This is one of the best books I've read in a long time and I'm sure I'll be referring to it for many years. It appeals to my natural skepticism, my sense that experts are often wrong and that you shouldn't believe so-called authorities just because they're in charge. The author, Nassim Nicholas Taleb, is a Wharton grad (though a few years before my time).
The basic idea is that our knowledge is divided into observations that fit one of two different worlds. The first he calls Mediocristan, the terrain of the ordinary, the part of the world that conforms to the bell curve. It answers to statistics and knowable probabilities.
The other, Extremistan and its power-law statistics, is quite different. Nothing really changes with scale. The super-wealthy, for example, are orders of magnitude richer than the rest of us; but even among themselves there are exponentially-different levels of wealth. This is far different than the Mediocristan world of, say, height or weight.
The trouble is that the modern world is Extremistan, not the Mediocristan where we humans are well-evolved to understand. In Extremistan, the long tail of observations is thick with outliers, and the seemingly wildly unlikely event is more common than our experience with Mediocristan would indicate. Using Gaussian techniques in a non-Gaussian world, or equilibrium techniques in an (unknown) non-equilibrium world, will lead you to make errors.
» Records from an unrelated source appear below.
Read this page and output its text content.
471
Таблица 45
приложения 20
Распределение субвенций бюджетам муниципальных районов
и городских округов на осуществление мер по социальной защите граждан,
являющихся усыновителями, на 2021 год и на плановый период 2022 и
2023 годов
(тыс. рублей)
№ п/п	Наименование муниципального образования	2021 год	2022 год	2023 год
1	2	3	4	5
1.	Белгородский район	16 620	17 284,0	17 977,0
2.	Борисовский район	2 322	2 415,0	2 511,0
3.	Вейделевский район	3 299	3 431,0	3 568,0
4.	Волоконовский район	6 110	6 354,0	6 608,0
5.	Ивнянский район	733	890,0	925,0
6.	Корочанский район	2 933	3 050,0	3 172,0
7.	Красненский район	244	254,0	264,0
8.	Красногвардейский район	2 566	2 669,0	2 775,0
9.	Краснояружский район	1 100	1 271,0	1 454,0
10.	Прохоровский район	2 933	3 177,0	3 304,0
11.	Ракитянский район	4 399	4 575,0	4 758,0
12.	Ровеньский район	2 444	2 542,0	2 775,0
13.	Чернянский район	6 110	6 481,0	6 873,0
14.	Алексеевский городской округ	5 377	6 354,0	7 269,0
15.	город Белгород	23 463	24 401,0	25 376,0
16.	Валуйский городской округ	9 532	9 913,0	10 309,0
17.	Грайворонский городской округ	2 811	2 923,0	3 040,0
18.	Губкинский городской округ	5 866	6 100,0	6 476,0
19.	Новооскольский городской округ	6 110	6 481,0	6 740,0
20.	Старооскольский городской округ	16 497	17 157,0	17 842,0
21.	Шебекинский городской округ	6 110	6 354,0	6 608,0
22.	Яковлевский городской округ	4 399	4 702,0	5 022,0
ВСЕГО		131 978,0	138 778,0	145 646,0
In Extremistan ... systems are chaotic, having many variables and/or high degrees of interdependence. Its participants' success are determined by cumulative advantage, and variables change in geometric and/or exponential progression. Uncertainty in these domains often entails "unknown unknowns." Anyone called an "expert" in this field is largely a good bluffer or rhetorician and little better at prediction in these domains than computer models based on single-point, just-prior performance. Some examples include stockbrokers, clinical psychologists, psychiatry, college admissions officers, court judges, and personnel selectors.
Humans are good at working with Mediocristan systems. Extremistan, on the other hand, confounds us. The difficulty arises from several psychological factors.
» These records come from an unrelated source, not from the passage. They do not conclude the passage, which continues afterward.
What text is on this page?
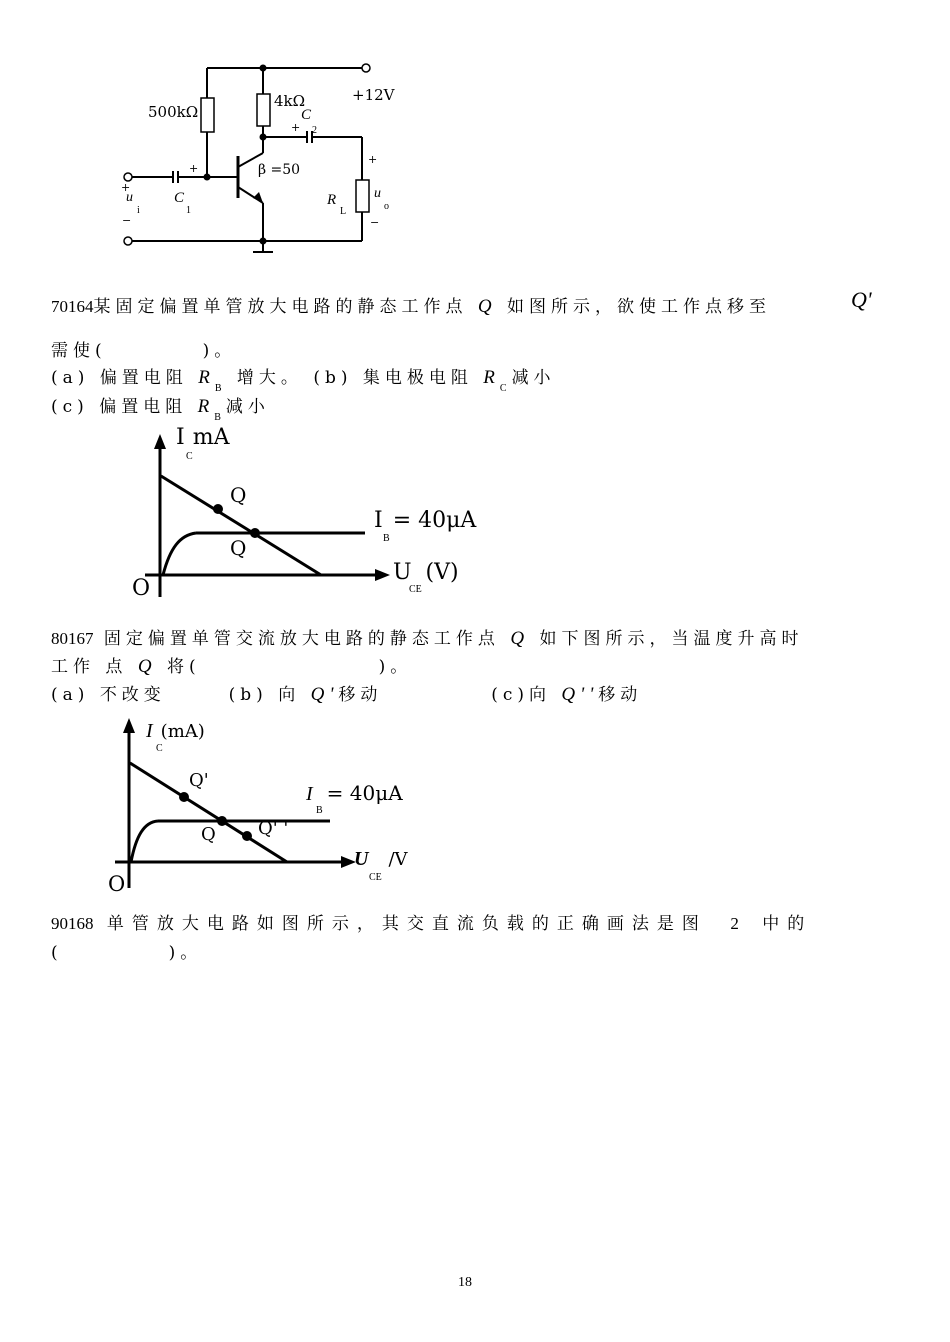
500kΩ
4kΩ	+12V
C
+ 2
β =50
+
C
1
+
u
i
−
R
L
+
u
o
−
70164某固定偏置单管放大电路的静态工作点 Q 如图所示，欲使工作点移至	Q'
需使(	)。
(a) 偏置电阻 $R_B$ 增大。 (b) 集电极电阻 $R_C$减小
(c) 偏置电阻 $R_B$减小
I mA
C
Q
Q
I = 40μA
B
U (V)
CE
O
80167 固定偏置单管交流放大电路的静态工作点 Q 如下图所示，当温度升高时
工作 点 Q 将(	)。
(a) 不改变	(b) 向 Q'移动	(c)向 Q''移动
I (mA)
C
Q'
Q Q' '
I = 40μA
B
U /V
CE
O
90168 单管放大电路如图所示，其交直流负载的正确画法是图 2 中的
(	)。
18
- Confirmation bias: People seek largely to confirm what they know, i.e. to confirm their model, rather than refute it.
- Silent evidence: Even when looking at the facts, what must be taken into account are the facts that never were but might have been.
- Narrative fallacy: People prefer stories over data, even if the story version is misleading or wrong. This is because stories are easier to store and recall.
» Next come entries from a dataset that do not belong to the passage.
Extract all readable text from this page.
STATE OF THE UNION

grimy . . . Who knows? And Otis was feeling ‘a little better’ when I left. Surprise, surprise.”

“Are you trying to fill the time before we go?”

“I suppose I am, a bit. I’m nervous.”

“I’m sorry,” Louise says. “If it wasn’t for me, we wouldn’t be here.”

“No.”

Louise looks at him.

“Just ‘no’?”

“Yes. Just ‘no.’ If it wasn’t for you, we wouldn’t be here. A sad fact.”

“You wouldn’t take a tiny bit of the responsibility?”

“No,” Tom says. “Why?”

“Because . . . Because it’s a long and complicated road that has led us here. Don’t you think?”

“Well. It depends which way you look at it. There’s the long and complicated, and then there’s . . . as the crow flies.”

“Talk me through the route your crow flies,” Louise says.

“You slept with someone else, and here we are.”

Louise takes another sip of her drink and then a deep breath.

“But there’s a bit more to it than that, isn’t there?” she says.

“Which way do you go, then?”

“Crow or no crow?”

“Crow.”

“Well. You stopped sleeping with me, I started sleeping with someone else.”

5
- Attraction to platonic simplicity: People prefer the reduced, and simple when reality is rarely so.
- Ludic fallacy: People mistake the (predictable, constrained) model for the real thing, and very often base plans in the world as if it was a simple model.
The most serious effect of our ineptitude with Extremistan is our inability to make predictions in these systems. In such cases, we are subject to being completely caught unawares by factors outside of our expectations and models. He calls such surprises "Black Swans"
Much of the above summary is my paraphrase of an excellent online review, which I post here to help me remember the main points later. But what do I really think?
Well, I apply the same skepticism to his own arguments and there my disappointment is that he cannot accept there are circumstances where statistical reasoning is useful. For example, he explains Microsoft's success over Apple as being a lucky accident, but a careful reader of the history will understand that ease-of-use is not the only way to win in computer operating systems. In other words, from the outside it may appear that the market picked the "wrong" one thanks to bad luck, but in reality there was much less "luck" than it appears. Microsoft "won" by being best at the overall set of things important in operating systems.
I wonder if he's read much of the literature on path dependence: how some ideas, once they catch on, are hard to dislodge and result in sometimes inferior long-term outcomes. People use QWERTY as the best-known example, or VHS vs. Beta -- how supposedly "better" technologies can lose because once something gets started the cost of switching is too great. But the path dependence idea has been well-refuted, I think, by Margolis etc who showed that in fact QWERTY stays with us because it's actually pretty good, and Beta's quality wasn't the kind of advantage that Sony's PR machine wants you to believe. In other words, more often than not, competition among many ideas does bring the best one to the top.
Still, the bottom line is that Taleb is more right than he is wrong, in spite of a few incorrect digressions (like his silly made-up example of Yevgenia Nikolayevna Krasnova). Get ready for me to start quoting this idea regularly.